Rating: ★★★★★
Who: James Gilmour, pioneer missionary in China and Mongolia.
Richard Lovett arranged these memoirs using Gilmour’s journals in the year after Gilmour’s death.
When: Gilmour was active in the mission field from 1870 until his death in China in 1891.
Where: Gilmour spends much of the book training and equipping in northern China before making various excursions into Mongolia.
Overview: A few pioneers had translated the Bible for the Buryat people (a Mongol people group) in Russia in the early 1800s with permission from the Russian Emperor, but they had been sent home after many years by the same. At the time Gilmour began work among them, the Mongols were an extensive and widespread people group with no church and no missionary.
Mongolia at the time was so wholly untouched by Western influence that Gilmour could say, after just a few years of excursions, that he knew more of Mongolia than any European he was aware of. This is the unromantic record of a very difficult missionary life on a pioneer field.
Meat: Gilmour’s writings here on the missionary call (quoted below) are very well known. He ate, slept, and travelled as a low-class Mongolian; he experienced bereavement on the mission field and nearly drowned in flash floods; but he wrote that all this was merely obedience to the Great Commission.
Gilmour deals pretty extensively with grief, depression, and disappointment on the mission field, and this is reflected much better in this firsthand account than in modern retellings. Lovett writes, “The most constant force acting in the direction of mental depression was what appeared to him like the want of immediate success.” (p. 225)
Bones: The original edition has some repetitive letters and journal entries that could easily be abridged. In spite of this, it is very inspiring to read his own words, rather than some romantic modern summary of his life.
Quotes: “I feel quite ready to go anywhere if only He goes with me.” (p. 177)
“Where is now the Lord God of Elijah? He is waiting for Elijah to call on Him.” (p. 59-60)

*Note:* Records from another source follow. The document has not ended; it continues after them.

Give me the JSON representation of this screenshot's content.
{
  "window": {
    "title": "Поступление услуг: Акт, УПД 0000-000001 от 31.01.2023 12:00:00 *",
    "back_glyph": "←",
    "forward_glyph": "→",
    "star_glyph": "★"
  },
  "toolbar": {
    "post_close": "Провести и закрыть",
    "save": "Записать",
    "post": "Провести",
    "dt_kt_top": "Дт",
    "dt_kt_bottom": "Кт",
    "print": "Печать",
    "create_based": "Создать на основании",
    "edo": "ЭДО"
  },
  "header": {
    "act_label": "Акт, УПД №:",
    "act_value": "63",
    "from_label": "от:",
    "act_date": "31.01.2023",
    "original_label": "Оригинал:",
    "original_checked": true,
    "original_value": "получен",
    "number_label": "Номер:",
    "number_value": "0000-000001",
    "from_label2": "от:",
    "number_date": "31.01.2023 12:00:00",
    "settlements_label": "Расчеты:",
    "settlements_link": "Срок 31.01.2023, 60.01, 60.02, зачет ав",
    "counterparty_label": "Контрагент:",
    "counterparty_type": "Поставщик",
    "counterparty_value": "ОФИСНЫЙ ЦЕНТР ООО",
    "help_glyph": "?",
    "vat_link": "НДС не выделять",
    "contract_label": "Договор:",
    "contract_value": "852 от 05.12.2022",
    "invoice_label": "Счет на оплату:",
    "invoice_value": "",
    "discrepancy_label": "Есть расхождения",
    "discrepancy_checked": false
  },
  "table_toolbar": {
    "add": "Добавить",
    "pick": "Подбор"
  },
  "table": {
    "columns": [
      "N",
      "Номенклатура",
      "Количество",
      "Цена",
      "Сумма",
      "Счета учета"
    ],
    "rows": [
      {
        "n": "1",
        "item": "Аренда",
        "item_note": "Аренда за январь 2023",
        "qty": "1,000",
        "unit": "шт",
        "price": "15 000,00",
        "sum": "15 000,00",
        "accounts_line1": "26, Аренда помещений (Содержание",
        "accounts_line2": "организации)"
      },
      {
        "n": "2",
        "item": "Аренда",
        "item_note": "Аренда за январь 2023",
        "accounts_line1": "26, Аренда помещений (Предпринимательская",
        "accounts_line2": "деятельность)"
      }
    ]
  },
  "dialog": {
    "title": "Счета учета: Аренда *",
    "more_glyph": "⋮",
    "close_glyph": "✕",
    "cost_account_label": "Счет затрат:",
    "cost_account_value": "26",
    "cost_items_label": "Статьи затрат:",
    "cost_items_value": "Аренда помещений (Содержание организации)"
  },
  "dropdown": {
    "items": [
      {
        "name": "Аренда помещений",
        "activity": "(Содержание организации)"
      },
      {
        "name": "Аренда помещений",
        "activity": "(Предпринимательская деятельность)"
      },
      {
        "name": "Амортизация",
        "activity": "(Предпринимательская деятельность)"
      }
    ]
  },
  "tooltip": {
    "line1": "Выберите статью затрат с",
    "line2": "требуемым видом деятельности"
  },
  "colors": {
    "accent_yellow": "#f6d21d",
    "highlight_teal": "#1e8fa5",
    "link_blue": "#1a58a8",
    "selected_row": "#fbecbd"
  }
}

“I go out as a missionary not that I may follow the dictates of common sense, but that I may obey that command of Christ, ‘Go into all the world and preach.’ He who said ‘preach,’ said also, ‘Go ye into and preach’, and what Christ hath joined together let not man put asunder. This command seems to me to be strictly a missionary injunction, and, as far as I can see, those to whom it was first delivered regarded it in that light, so that, apart altogether from choice and other lower reasons, my going forth is a matter of obedience to a plain command; and in place of seeking to assign a reason for going abroad, I would prefer to say that I have failed to discover any reason why I should stay at home.” (p. 42-43)
On missionary depression:
“In the shape of converts I have seen no result. I have not, as far as I am aware, seen anyone who even wanted to be a Christian.” (p. 97)
“In terrible darkness and tears for two days. Light broke over me at my stand to-day in the thought that Jesus was tempted forty days of the devil after His baptism, and that He felt forsaken on the cross.” (May 9. 1888; p. 224-225)
“The only trouble that haunted him was that the results of his long journeys and of his various missionary enterprises had been apparently so few.”
Related: Among the Mongols, More about the Mongols.
This biography is available for free on Kindle, Project Gutenberg, and the Internet Archive.